How al-Qaeda recruiting works
The terrorists attract young Saudis, especially those below 20 years of age, and exploit their tender age to mislead them and trap them to become extremists. They hunt the youth who come from villages and rural areas. As they are ignorant of what is going on, they are easy to mould and mislead, according to a 30-year-old Saudi man, who spent three years with a terrorist group.
In an interview with the Arabic daily Okaz recently, the man, identified only by his initials S.O.O., said he was repentant and related his experiences. He said he accompanied the terrorists, met their leaders such as Sultan Bejad and Abdullah Abu Nayan Al Subaea who are on the most wanted list. Being close to them, he knew about their methods used in recruiting young men. He focused on the way they train their victims and how they send them to remote areas, deserts and Afghanistan to train them for suicide operations. The terrorists use some of the young recruits in their plots and others in collecting information about strategic places, and some others in collecting funds.

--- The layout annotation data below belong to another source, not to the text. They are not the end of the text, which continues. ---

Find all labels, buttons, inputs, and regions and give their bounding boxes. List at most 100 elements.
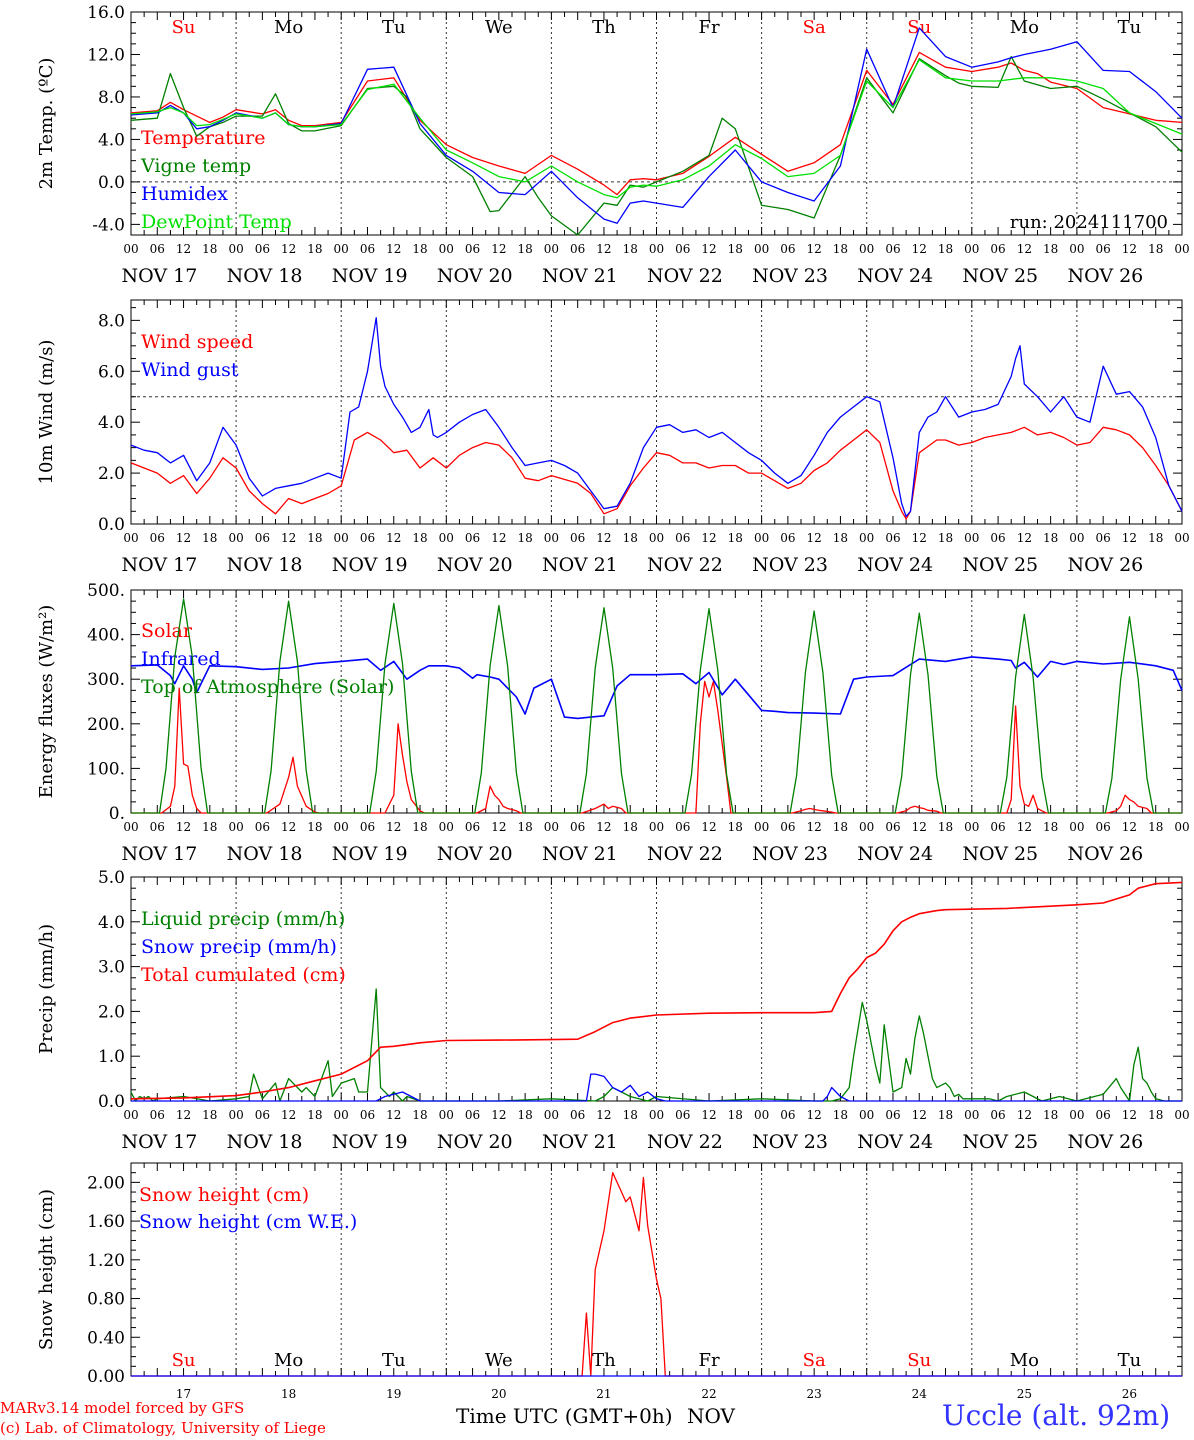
hour-tick-label: 12 [281, 531, 296, 545]
hour-tick-label: 06 [255, 1108, 270, 1122]
day-number-label: 22 [701, 1387, 716, 1401]
date-label: NOV 23 [752, 265, 828, 287]
hour-tick-label: 00 [1069, 820, 1084, 834]
hour-tick-label: 12 [1017, 242, 1032, 256]
hour-tick-label: 12 [281, 1108, 296, 1122]
hour-tick-label: 00 [544, 242, 559, 256]
hour-tick-label: 18 [728, 531, 743, 545]
date-label: NOV 26 [1067, 1131, 1143, 1153]
hour-tick-label: 06 [780, 531, 795, 545]
y-axis-label: 2m Temp. (ºC) [36, 58, 57, 190]
hour-tick-label: 06 [360, 820, 375, 834]
hour-tick-label: 06 [570, 1108, 585, 1122]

They always look for unemployed and idle youth who need money. When they tighten the noose around their necks they reveal to them their plans. They also intimidate the recruits that if they report them to the police they will put themselves in trouble. They obey them and lease houses in their name.
S.O.O. said that they engage the young in "futile boring discussions". "The basic aim of these long tedious discussions is to mislead them and distract their attention. They forbid what Islam does not forbid and what the Board of Senior Ulema, the highest religious authority in the country, permits. They don't miss any opportunity to belittle our scholars and leaders whom the entire world shows great respect," he told the daily. He said that in public they introduce themselves as preachers organising religious symposia and giving lectures to obtain permits to organise these camps. "But in reality these camps are a platform for disseminating their evil and deviant thoughts. In these camps they advocate and spread their deviant thoughts by giving edicts prohibiting matters, which Islam permits," he added.
Asked why he joined them, he said he was looking for religious knowledge and guidance, and sought their help by joining them in 1998. When he came closer to them he realised they were not who they said they were. He explained that the group usually does not directly disseminate their thoughts in the minds of the youth. They gradually do this until they influence their minds and brainwash them so as to fully control them. They achieve this in stages. In the first stage they try to lure them to their fold through lectures, which serve as a cover for misguiding the authorities. "When they advocate their deviant thoughts, they present it in a gilded plate. They exactly behave like drug peddlers who convince their victims of the advantages of using drugs, which of course are very destructive," S.O.O. said.
The second stage is that when the youngster falls in their trap and is convinced of accompanying them they start instilling in their minds the jihad thought through video cassettes. They also narrate to them imaginative stories about their heroic struggle there "which of course are pure lies". The third one is that when the youth are psychologically prepared, they send them to Afghanistan to receive training in Al Qaeda bases under the leadership of Osama bin Laden. Before they leave for Afghanistan they are provided with money and a plan about how to reach there. They also provide them with books authored by Osama bin Laden, which derogate all Muslim scholars. The fifth and last stage is the return of the youth from Afghanistan "with blasphemous thoughts implanted in their minds".